Cookie, some people may not know where it is, so let me tell you something. Many parameters are below. If you want to learn crawlers well, you should know what these parameters represent.

Finally, I would like to add one more point: I originally intended to climb down all of the "Da Qin Fu" on Douban as the material for analysis. However, did not successfully climb all the essays, twists and turns, and finally only climbed to 500, of course, I think this is also a kind of anti-picking measure of Douban, the maximum number of visible short comments is 500, more do not show you. (if there is a great god, you can go down and study it.)

Data processing.

There is a certain gap between the crawled data, no matter how regular it is, and the data used for analysis. Therefore, before the analysis, a certain amount of data cleaning is necessary. Before we clean the data, let's take a brief look at what the data looks like.

Df = pd.read_csv ("final_all_comment.csv", index_col=0) df.head (10)

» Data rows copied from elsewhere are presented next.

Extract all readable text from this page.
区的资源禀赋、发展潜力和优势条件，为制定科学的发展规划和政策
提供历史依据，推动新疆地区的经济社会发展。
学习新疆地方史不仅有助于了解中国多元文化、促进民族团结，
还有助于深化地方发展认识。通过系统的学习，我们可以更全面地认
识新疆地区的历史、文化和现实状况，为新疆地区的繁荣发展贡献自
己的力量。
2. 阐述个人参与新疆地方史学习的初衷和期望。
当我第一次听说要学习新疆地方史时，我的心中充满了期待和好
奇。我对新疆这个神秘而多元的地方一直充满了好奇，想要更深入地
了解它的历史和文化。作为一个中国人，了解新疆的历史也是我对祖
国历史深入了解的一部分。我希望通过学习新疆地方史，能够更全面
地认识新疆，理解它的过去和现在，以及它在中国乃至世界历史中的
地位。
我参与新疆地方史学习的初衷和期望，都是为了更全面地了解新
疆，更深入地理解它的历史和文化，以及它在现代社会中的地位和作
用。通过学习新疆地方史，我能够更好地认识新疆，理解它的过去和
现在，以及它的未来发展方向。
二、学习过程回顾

The results are as follows:

In fact, the data is quite beautiful, but we still need to do the following:

1) eliminate duplicate values

We believe that if the 'comment time' and 'comment content' are exactly the same, we think he is the same comment and need to be deleted.

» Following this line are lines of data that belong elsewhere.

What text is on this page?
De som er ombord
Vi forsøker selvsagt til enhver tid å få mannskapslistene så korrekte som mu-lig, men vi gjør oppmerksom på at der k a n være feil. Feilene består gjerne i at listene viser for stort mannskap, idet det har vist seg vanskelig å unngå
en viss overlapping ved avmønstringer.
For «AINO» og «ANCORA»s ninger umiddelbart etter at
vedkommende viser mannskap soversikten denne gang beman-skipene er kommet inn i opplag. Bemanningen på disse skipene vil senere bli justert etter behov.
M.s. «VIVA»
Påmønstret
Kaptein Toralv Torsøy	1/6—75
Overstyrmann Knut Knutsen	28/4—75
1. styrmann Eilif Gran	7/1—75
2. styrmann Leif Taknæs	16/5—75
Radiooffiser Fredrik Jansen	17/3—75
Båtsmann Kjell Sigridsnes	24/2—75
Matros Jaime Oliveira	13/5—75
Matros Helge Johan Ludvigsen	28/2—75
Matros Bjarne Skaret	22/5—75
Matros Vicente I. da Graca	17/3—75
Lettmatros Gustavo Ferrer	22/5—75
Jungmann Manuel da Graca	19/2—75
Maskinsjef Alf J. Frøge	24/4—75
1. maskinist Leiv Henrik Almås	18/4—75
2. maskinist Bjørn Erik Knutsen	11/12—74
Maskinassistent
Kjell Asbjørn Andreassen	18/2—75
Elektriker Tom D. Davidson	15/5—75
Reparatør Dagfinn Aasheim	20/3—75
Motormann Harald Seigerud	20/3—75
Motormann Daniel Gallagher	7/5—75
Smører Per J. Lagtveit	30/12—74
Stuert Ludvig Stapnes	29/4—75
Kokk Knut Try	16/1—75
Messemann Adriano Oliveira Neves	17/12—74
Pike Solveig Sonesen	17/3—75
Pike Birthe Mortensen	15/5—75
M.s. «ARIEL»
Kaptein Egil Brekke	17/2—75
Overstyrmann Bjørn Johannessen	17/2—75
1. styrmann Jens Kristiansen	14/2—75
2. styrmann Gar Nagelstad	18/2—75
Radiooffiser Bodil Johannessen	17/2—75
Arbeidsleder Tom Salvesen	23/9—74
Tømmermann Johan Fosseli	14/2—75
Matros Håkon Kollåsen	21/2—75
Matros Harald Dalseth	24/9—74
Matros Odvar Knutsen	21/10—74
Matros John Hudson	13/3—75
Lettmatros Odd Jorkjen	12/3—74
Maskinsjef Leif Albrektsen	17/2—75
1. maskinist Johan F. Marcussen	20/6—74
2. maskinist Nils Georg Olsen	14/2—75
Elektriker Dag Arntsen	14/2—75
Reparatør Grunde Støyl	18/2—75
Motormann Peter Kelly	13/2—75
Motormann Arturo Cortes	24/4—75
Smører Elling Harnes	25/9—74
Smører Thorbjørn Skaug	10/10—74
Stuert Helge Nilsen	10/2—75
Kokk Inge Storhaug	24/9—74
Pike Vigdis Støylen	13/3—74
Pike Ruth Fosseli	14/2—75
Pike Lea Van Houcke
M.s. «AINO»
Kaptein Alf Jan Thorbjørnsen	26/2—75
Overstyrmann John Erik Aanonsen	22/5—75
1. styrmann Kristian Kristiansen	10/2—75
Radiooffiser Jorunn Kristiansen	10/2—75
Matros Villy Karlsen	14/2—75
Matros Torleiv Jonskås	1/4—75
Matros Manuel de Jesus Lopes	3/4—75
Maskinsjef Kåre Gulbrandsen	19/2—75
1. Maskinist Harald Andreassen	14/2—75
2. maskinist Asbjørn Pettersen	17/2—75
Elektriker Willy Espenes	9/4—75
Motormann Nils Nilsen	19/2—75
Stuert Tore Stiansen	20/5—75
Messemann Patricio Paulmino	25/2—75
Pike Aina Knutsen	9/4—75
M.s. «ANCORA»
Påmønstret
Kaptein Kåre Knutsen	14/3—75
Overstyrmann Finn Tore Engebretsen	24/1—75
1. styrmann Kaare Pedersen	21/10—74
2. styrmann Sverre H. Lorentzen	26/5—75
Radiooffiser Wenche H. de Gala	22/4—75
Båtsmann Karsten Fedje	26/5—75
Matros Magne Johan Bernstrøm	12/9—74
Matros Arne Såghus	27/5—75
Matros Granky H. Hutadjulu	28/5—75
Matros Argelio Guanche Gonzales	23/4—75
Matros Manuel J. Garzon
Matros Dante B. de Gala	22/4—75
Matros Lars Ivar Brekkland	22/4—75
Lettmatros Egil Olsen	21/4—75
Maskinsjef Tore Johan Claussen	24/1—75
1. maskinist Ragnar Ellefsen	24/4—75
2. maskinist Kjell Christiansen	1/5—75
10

Print ("records before deletion:", df.shape) df.drop_duplicates (subset= ['comment time', 'comment content'], inplace=True,keep='first') print ("records before deletion:", df.shape) 2) comment time processing

Since "Da Qin Fu" was broadcast on December 1, 2020, and it is the evening of December 16, all comment data must be available in December 2020, so we only keep useful "date" data (which day). For hours and seconds, we only keep the "hour" data.

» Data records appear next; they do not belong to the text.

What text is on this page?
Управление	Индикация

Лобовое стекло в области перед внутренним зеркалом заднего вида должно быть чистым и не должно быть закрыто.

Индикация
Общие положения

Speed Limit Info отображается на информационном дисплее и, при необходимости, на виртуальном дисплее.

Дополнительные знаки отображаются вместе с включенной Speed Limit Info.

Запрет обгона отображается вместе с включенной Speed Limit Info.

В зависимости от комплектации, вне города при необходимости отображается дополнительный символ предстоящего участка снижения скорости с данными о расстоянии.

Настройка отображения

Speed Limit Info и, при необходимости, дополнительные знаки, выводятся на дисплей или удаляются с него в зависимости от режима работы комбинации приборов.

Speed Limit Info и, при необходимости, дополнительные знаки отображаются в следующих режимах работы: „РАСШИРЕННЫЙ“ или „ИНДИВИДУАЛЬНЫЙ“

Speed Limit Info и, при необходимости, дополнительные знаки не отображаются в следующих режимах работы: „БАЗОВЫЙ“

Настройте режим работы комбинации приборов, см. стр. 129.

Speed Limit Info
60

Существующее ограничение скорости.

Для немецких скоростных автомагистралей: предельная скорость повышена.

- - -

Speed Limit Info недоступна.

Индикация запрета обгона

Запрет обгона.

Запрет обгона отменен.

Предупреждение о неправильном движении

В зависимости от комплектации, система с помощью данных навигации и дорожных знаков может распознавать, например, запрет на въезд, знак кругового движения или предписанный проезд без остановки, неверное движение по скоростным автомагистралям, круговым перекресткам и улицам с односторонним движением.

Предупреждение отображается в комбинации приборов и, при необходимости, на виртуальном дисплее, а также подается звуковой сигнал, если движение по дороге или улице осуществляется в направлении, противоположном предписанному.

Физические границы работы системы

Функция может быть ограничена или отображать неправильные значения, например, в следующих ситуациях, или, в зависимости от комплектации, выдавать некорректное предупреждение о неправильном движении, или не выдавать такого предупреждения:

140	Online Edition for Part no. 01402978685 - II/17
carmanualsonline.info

Df ["comment days"] = df ["comment time"] .str[ 8:-9] .astype (int) df ["hours"] = df ["comment time"] .str[ 11:-6] .astype (int) 3) comment star description

Looking at the comment stars on the original page, we can see that all the stars are not displayed in numbers, but are rendered in the front end with stars, but the source code of the page shows the number of stars.

Corresponding to the source code of the page, let's see what it looks like.

As you can see: the number of 3 stars is 30, and so on, the number of 1 star is 10, the number of 2 stars is 20. I just don't like it, so when I crawled the data, I already divided all these numbers by 10.

4) Mechanical compression and deduplication of comment content

For a comment, some people may make a mistake, or put together the number of words, there will be a word or word, repeat many times, so before the word segmentation, need to do "mechanical compression to remove repetition" operation. The following is a piece of code I wrote a long time ago, you can go to my CSDN blog, which has a good explanation.

Def func (st): for i in range (1 if st int (len (st) / 2) + 1): for j in range (len (st)): if st [j:j+i] = = st [j+i:j+2*i]: K = Jaimi while st [k:k+i] = = st [k+i:k+2*i] and k

Welcome to subscribe "Shulou Technology Information " to get latest news, interesting things and hot topics in the IT industry, and controls the hottest and latest Internet news, technology news and IT industry trends.

*The comments in the above article only represent the author's personal views and do not represent the views and positions of this website. If you have more insights, please feel free to contribute and share.